“To be sure,” said Limberleg. “We snare rabbits, why shouldn’t we snare fish?”
They had made hooks out of bone and had caught river fish sometimes when they lived back in the forest, but they had not brought any hooks with them on their journey. They had always been more used to hunting game than to fishing, anyway. Now with a sea full of fish right at hand, waiting to be caught, they began to think more about it.
“If we could catch fish, we should have more food right at hand than we could possibly eat, without ever hunting at all, if we didn’t want to,” said Hawk-Eye.
After that Limberleg spent days and days tying leather thongs together in a coarse net, while Hawk-Eye made bone fish-hooks for himself and Limberleg and the Twins, and fastened them to long fine strings of leather.
By August, Hawk-Eye had taught the Twins how to fish the streams for trout, and he himself had learned how to fasten his net between two of the gull rocks and catch the fish that swam in deep water.

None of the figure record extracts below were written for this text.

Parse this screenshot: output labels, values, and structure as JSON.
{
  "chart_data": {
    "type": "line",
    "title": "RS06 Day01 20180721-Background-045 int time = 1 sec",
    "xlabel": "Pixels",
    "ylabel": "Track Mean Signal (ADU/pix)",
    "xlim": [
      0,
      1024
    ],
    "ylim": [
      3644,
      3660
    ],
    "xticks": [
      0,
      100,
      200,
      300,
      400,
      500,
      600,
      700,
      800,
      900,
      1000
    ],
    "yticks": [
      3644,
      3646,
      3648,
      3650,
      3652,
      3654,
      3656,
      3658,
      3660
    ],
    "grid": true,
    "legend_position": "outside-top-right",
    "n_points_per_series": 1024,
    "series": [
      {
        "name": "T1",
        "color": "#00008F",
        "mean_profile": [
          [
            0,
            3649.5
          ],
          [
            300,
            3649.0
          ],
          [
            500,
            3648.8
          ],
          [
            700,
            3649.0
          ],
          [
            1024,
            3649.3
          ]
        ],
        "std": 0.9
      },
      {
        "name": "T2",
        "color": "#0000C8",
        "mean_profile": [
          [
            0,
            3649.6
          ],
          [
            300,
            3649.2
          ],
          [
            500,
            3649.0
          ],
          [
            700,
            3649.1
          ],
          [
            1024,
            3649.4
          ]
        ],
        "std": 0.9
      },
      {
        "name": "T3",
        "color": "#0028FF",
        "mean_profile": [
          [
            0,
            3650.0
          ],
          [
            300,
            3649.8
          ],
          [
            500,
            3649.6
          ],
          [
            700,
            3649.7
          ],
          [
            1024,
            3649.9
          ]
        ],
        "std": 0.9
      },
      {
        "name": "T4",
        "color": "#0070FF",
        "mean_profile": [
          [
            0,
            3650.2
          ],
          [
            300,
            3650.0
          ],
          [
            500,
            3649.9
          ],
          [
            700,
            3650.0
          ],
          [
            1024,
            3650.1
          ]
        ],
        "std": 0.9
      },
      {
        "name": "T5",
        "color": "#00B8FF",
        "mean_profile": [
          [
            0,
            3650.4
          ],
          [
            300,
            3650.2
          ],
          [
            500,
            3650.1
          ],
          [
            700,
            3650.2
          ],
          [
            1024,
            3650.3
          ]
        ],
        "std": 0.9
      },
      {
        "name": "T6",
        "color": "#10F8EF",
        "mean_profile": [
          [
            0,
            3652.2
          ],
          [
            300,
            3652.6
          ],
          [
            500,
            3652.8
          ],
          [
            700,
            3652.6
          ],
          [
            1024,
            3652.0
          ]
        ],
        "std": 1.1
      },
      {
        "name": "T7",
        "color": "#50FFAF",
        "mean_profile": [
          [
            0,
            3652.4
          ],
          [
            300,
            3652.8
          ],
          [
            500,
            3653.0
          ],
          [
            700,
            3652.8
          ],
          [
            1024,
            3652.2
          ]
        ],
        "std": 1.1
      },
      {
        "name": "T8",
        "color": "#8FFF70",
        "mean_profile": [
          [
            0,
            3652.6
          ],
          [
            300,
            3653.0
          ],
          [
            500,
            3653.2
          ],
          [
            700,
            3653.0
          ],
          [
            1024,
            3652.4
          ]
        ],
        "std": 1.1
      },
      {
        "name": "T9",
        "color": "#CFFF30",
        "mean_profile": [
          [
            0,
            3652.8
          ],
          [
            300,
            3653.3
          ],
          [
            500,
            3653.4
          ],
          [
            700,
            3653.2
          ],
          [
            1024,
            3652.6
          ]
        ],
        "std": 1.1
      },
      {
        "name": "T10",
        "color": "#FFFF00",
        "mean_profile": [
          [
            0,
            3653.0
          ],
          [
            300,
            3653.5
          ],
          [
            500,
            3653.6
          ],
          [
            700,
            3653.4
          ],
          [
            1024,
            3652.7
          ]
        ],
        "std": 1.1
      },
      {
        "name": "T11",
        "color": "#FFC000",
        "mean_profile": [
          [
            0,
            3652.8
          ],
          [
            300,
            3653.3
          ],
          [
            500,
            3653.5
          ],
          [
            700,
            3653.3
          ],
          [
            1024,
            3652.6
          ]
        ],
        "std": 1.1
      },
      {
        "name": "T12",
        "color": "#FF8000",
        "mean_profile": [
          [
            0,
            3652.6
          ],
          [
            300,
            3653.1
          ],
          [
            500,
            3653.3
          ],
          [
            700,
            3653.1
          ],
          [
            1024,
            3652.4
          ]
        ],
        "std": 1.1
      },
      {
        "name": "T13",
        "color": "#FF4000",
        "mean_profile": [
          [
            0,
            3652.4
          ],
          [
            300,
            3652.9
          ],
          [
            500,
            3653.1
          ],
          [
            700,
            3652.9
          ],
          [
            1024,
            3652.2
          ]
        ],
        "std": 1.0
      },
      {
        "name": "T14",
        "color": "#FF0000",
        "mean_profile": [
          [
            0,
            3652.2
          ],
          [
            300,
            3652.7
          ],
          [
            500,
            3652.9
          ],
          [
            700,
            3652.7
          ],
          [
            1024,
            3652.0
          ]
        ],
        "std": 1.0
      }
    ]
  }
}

There was nothing Hawk-Eye liked so much as going out in his boat. He went up and down the coast for miles, and it was not long before he knew every little creek and inlet and bay on the eastern end of the island.
At last, one day in August, he said to Limberleg: “I am going to load the boat with food to last a few days and see if I can’t get over to the mainland. It is only a short distance across to the nearest point. I’ve been farther than that in my boat already.”
“But I am afraid you’ll be drowned,” cried Limberleg, “and then what shall we do?”
“You can take care of yourselves,” said Hawk-Eye. “The children can already fish in the streams, and there are the rabbits and the clams. You will not want for anything while I am away.”
“But we shall be lonesome,” cried Limberleg; “and suppose you should never come back!”